MON-215 1,25-DIHDYROXYVITAMIN D3 AMELIORATES IOHEXOL-INDUCED OXIDATIVE STRESS IN RENAL CELLS

Abstract

Despite advancements in imaging and interventional technologies, radiocontrast media continue to pose a risk of contrast-induced acute kidney injury (CI-AKI) in a subset of patients prone for this complication. Iohexol, which is a non-ionic, monomeric, iodinated low osmolar radiocontrast agent induces direct renal cytotoxicity and renal ischemia resulting in reactive oxygen species (ROS) formation. Besides, 1,25-dihydroxyvitamin D3, the active form of Vitamin D is reported to have an antioxidative role. In this study, we intended to demonstrate the significance of antioxidant effect of 1,25-dihydroxyvitamin D3 on Vero cells exposed to Iohexol in vitro. The cytotoxicity induced by Iohexol was tested in Vero cell line (ATCC® CLL-81™) by viability assay (MTT assay). Varying doses of Iohexol containing increasing concentrations of iodine (17.5 to 300 mg/ml) were used and corresponding morphological changes of cell viability were studied in relation to a control group. Total ROS is detected using PathScan® Total ROS1 Sandwich ELISA Kit (CST, MA, USA). Vero cells treated with or without Iohexol in the presence or absence of 1,25-dihydroxyvitamin D3 were analyzed after staining the cells with DAPI (4’6-diamidino-2-phenylindole). Lipid peroxidation was determined by TBARS (Thiobarbituric acid reactive species) assay. Antioxidants including total thiol content were assessed by Elmman’s method, Catalase by Colorimetric method and Superoxide dismutase (SOD) by Nitroblue tetrazolium assay. In our preliminary experiments, it was found that in comparison with the control cells, the cell viability dramatically decreased in Iohexol-treated cells in a time- and dose-dependent manner (Figures 1,2).

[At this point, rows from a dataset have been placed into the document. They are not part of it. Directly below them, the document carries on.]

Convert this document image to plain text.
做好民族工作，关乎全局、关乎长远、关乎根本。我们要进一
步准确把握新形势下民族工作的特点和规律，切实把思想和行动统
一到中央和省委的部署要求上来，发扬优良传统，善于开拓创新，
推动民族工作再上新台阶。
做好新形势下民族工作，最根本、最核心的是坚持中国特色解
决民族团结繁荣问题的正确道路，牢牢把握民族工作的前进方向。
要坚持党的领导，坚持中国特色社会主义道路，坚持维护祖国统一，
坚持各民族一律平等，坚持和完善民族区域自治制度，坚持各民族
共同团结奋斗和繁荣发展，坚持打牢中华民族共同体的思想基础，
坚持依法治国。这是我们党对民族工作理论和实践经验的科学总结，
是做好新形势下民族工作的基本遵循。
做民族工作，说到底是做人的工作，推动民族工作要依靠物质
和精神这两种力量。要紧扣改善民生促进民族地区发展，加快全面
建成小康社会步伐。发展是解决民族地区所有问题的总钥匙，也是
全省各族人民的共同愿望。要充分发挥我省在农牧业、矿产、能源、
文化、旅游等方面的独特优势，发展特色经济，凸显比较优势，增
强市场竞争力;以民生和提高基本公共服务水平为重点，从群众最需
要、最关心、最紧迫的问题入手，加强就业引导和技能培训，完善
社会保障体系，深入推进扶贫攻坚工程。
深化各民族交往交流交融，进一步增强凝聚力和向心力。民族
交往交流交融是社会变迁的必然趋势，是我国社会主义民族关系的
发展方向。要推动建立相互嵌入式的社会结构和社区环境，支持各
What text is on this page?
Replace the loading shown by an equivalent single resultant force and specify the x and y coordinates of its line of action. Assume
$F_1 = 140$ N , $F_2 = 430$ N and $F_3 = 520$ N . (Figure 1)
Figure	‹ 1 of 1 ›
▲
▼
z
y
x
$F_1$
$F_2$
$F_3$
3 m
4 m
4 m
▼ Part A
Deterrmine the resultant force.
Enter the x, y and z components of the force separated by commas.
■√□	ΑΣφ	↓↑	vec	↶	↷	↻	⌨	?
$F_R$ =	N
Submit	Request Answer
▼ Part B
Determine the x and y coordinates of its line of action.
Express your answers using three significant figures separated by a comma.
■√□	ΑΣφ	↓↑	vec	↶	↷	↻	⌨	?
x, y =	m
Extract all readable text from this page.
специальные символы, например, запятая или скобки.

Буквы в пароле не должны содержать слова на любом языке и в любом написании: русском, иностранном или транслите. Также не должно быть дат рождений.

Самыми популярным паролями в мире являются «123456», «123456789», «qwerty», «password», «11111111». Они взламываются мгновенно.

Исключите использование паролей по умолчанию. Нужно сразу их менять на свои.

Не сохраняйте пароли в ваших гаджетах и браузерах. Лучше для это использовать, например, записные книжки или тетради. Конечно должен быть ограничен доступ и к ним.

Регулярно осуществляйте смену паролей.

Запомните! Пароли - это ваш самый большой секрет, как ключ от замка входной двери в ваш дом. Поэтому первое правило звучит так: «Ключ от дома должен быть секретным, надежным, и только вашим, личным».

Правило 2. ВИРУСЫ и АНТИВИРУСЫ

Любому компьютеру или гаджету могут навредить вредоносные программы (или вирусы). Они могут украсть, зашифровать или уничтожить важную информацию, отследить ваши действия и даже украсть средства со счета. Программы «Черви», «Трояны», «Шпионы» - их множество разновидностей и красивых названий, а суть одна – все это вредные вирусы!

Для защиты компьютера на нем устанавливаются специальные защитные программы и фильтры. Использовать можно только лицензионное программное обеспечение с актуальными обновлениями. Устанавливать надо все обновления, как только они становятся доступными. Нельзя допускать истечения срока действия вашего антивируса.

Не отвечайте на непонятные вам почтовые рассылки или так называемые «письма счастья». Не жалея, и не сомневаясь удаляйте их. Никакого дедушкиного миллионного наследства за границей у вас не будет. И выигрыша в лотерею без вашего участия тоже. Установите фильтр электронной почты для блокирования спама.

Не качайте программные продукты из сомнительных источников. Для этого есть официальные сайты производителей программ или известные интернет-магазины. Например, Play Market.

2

ROS buildup and corresponding increase in lipid peroxidation were seen in Iohexol-treated cells (Figures 3,4,5). These effects were significantly reduced in cells exposed to 1,25-dihydroxyvitamin D3. Vero cells displayed decreased viability in the presence of Iohexol in a dose- and time-dependent manner. Increase in lipid peroxidation occurred along with a concomitant reduction in antioxidant levels indicating generation of ROS. Furthermore, 1,25-diihydroxyvitamin D3 reduced the production of ROS and thereby increased the cell viability.